On My Macbook Pro the Python versions are somewhere in the 3-5 million
per second
(assuming my re-write of the timing stuff was right - he used system
packages that are now obsolete).
-- Alex.
On 08/09/2013 01:43, Geoff Canyon wrote:
I saw this on news.ycombinator.com -- http://www.skymind.com/~ocrow/python_string/ --
"Efficient String Concatenation in Python" and thought, LC is good at that...
on my machine, here's the script and results:
on mouseUp
put the script of me into R
repeat for each item C in "20000,500000"
put empty into x
put the long seconds into T
repeat with i = 1 to C
put i after x
end repeat
put the long seconds - T into T
put cr & cr & "1 to" && C && "took" && T && "seconds, averaging" && round(C/T) &&
"per second." after R
end repeat
put R
end mouseUp
1 to 20000 took 0.012965 seconds, averaging 1542619 per second.
1 to 500000 took 0.282053 seconds, averaging 1772717 per second.

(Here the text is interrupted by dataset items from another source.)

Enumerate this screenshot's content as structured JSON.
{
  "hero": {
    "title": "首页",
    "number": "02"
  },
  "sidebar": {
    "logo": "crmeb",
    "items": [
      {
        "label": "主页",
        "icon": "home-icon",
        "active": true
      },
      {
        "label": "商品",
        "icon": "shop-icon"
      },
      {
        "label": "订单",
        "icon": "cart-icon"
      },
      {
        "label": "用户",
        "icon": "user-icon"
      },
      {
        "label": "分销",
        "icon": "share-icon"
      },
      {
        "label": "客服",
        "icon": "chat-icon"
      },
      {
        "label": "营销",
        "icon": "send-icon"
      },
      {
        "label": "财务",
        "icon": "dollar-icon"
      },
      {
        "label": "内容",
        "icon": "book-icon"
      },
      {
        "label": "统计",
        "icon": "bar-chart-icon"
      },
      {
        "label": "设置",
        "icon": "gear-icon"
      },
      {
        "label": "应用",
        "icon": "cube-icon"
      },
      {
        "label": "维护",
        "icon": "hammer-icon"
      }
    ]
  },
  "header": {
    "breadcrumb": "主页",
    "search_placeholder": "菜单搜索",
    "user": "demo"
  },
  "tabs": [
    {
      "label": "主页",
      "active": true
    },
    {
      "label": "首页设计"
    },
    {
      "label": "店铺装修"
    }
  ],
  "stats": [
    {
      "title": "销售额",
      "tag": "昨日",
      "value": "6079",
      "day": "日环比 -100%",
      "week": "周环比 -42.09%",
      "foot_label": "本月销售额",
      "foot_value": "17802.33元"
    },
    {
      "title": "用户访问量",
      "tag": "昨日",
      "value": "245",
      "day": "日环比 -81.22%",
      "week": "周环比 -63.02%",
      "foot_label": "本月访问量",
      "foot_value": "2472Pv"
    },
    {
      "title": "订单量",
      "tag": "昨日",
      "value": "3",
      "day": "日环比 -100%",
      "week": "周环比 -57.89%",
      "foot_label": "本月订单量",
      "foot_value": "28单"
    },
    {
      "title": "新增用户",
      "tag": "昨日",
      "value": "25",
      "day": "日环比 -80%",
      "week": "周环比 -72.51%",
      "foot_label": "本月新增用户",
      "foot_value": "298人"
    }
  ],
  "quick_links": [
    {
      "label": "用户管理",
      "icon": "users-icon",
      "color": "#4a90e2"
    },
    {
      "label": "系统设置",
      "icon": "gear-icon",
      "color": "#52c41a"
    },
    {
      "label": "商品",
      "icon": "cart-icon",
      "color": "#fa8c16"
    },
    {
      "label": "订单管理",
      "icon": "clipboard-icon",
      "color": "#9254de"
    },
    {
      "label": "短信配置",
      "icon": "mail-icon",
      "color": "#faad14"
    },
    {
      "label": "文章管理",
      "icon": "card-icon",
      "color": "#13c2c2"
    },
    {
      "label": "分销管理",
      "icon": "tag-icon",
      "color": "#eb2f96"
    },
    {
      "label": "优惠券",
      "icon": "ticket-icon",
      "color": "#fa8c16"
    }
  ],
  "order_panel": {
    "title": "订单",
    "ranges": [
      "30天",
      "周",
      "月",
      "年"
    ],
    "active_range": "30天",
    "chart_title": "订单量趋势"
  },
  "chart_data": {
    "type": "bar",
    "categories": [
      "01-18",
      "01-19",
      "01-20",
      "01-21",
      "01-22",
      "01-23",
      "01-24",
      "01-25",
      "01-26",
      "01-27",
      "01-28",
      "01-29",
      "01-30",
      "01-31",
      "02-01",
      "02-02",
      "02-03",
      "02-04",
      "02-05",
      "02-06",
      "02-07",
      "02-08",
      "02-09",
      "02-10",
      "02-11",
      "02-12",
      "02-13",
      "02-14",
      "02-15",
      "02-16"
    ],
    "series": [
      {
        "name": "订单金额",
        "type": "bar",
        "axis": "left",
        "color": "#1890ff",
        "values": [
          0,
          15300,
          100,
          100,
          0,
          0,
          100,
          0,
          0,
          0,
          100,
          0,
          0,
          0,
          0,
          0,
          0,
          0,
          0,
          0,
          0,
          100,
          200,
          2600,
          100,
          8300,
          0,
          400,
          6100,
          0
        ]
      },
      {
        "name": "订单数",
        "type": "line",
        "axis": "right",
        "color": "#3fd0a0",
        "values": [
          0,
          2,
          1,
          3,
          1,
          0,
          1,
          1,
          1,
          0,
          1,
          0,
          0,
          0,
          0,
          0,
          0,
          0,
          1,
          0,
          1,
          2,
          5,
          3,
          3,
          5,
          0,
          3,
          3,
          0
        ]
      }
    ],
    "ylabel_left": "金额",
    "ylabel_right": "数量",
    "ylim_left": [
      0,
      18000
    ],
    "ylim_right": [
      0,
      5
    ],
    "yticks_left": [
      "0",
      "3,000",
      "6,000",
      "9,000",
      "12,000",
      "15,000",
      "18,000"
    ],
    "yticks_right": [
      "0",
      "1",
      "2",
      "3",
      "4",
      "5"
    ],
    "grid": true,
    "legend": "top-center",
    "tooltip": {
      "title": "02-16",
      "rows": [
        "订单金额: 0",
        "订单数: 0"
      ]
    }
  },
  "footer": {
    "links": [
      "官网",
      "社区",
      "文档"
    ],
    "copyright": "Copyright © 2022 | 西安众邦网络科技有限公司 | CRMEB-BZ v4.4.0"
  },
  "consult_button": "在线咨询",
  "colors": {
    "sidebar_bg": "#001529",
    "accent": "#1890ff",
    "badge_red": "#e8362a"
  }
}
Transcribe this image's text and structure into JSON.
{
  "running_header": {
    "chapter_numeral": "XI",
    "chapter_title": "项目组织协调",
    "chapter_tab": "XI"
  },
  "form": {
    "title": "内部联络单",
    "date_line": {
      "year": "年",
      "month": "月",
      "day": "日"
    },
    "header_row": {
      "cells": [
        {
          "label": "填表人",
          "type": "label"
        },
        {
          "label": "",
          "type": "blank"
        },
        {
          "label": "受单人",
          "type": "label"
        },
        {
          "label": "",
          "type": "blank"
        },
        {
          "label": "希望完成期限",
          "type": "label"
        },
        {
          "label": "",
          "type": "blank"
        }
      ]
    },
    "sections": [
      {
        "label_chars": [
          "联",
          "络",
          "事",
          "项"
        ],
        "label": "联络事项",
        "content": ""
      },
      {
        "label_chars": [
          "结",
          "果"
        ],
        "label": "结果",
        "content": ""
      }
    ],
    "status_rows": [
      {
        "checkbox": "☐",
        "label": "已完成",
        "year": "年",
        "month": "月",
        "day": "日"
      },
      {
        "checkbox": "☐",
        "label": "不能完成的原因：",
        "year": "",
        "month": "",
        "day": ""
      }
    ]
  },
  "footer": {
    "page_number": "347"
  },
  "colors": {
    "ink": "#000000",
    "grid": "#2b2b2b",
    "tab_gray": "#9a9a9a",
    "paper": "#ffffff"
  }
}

In the article he says, "I ran these tests using Python 2.2.1 on a 433MHz PII
Celeron under FreeBSD 4.9." His naive approach, roughly equivalent to what I did
here, manages less than 4,000 concatenations per second, while his clever fastest method
manages less than 120,000. I'm curious whether LC is that much more efficient, or if it's
just that a MacBook is that much faster. Anyone have an equivalent PC to compare on?